Preliminary Hearings – Why you should be prepared

If you are an attorney or appearing without an attorney in an arbitration, you should be well prepared for the preliminary hearing.  Due to the little detail provided in a demand to arbitrate, it is essential for you to understand that arbitrator usually sets essential dates for the arbitration.  Since only a limited amount of information is exchanged in the early stages of arbitration, preparation for the hearing would be wise.  It is surprising that many attorneys do not realize that they are required to participate in a preliminary hearing, although this is a critical step in the arbitration process.  To obtain the benefits of arbitration and obtain the necessary information to present your case or defense, plan ahead.

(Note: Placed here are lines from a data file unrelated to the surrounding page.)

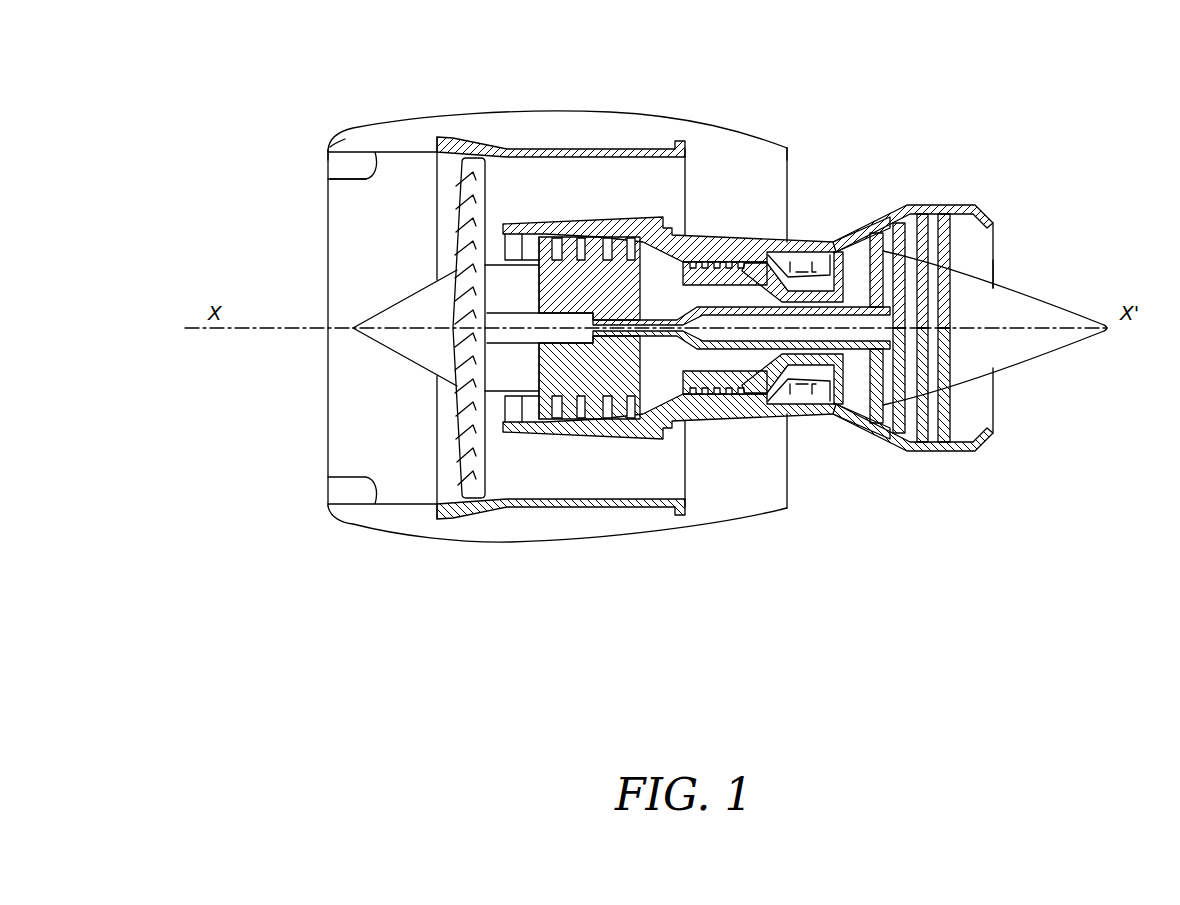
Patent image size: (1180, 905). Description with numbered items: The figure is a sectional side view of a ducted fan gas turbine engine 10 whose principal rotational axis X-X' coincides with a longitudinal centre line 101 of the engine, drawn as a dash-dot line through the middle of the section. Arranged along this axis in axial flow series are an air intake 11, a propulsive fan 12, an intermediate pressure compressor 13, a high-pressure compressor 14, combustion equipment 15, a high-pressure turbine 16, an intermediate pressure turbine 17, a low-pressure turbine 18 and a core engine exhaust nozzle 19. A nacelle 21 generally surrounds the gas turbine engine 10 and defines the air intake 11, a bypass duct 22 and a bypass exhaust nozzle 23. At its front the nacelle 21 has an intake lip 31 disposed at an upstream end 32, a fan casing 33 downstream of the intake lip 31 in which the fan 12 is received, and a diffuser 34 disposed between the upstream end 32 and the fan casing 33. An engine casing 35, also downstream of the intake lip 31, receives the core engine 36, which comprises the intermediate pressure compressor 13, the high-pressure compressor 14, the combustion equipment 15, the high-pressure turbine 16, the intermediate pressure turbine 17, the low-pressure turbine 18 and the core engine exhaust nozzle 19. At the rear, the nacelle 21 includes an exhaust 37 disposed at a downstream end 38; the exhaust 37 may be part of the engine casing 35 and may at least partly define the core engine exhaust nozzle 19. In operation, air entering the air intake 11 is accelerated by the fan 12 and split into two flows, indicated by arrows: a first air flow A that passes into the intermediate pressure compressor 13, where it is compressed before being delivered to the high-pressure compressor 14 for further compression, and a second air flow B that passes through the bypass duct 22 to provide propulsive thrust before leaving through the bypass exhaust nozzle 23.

The ducted fan gas turbine engine 10 is at (507, 288).
The air intake 11 is at (327, 180).
The propulsive fan 12 is at (457, 442).
The intermediate pressure compressor 13 is at (587, 440).
The high-pressure compressor 14 is at (717, 243).
The combustion equipment 15 is at (778, 400).
The high-pressure turbine 16 is at (833, 418).
The intermediate pressure turbine 17 is at (870, 230).
The low-pressure turbine 18 is at (897, 446).
The core engine exhaust nozzle 19 is at (980, 220).
The nacelle 21 is at (555, 130).
The bypass duct 22 is at (768, 196).
The bypass exhaust nozzle 23 is at (787, 148).
The intake lip 31 is at (313, 148).
The upstream end 32 is at (313, 139).
The fan casing 33 is at (473, 137).
The diffuser 34 is at (396, 243).
The engine casing 35 is at (628, 217).
The core engine 36 is at (500, 230).
The exhaust 37 is at (993, 243).
The downstream end 38 is at (970, 326).
The longitudinal centre line 101 is at (280, 330).
The first air flow A is at (499, 258).
The second air flow B is at (499, 196).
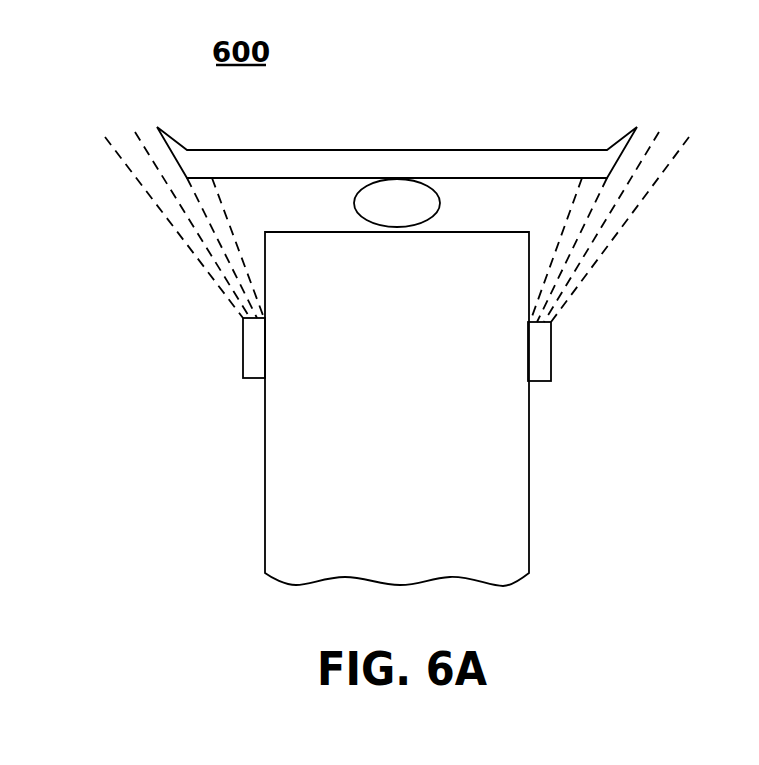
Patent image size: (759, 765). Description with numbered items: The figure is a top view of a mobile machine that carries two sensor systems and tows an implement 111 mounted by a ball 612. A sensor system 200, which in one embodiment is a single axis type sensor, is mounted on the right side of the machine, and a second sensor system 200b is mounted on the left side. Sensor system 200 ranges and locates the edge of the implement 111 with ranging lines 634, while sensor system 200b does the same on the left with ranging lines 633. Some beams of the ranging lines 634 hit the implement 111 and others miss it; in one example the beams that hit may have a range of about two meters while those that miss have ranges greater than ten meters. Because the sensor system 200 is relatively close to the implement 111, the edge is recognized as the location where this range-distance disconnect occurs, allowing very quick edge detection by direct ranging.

The implement 111 is at (425, 150).
The ball 612 is at (437, 197).
The sensor system 200 is at (551, 348).
The sensor system 200b is at (243, 355).
The ranging lines 633 is at (203, 271).
The ranging lines 634 is at (616, 224).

Prior to the preliminary hearing, look at available dates for the evidentiary hearing.   Many parties select arbitration to streamline the process and to obtain an adjudication of the claims within 180 days or less.  To achieve this goal, think about the following:

  • The scope of discovery.
  • The dates for exchanging documents.
  • Deadlines for discovery cut-off
  • Deadlines for Exhibit Lists.
  • Deadlines for Witness Lists.
  • Dates for exchanging expert reports.
  • Whether either party plans to file any prehearing motions, and if so, the dates for filing and replying to them.
  • How much time each side will need for direct and cross-examination at the evidentiary hearing.
  • Do the parties request an oral closing argument or will brief submissions suffice?
  • Whether the parties want a court reporter?

The Attorneys also should discuss the form of the award and all the claims and crossclaims included.  Attorneys should be aware that the more detailed an award, the more cost to the client. Obviously, the Arbitrator charges for the time taken to draft the award but all issues should be resolved at one time, rather than raising issues omitted from the award.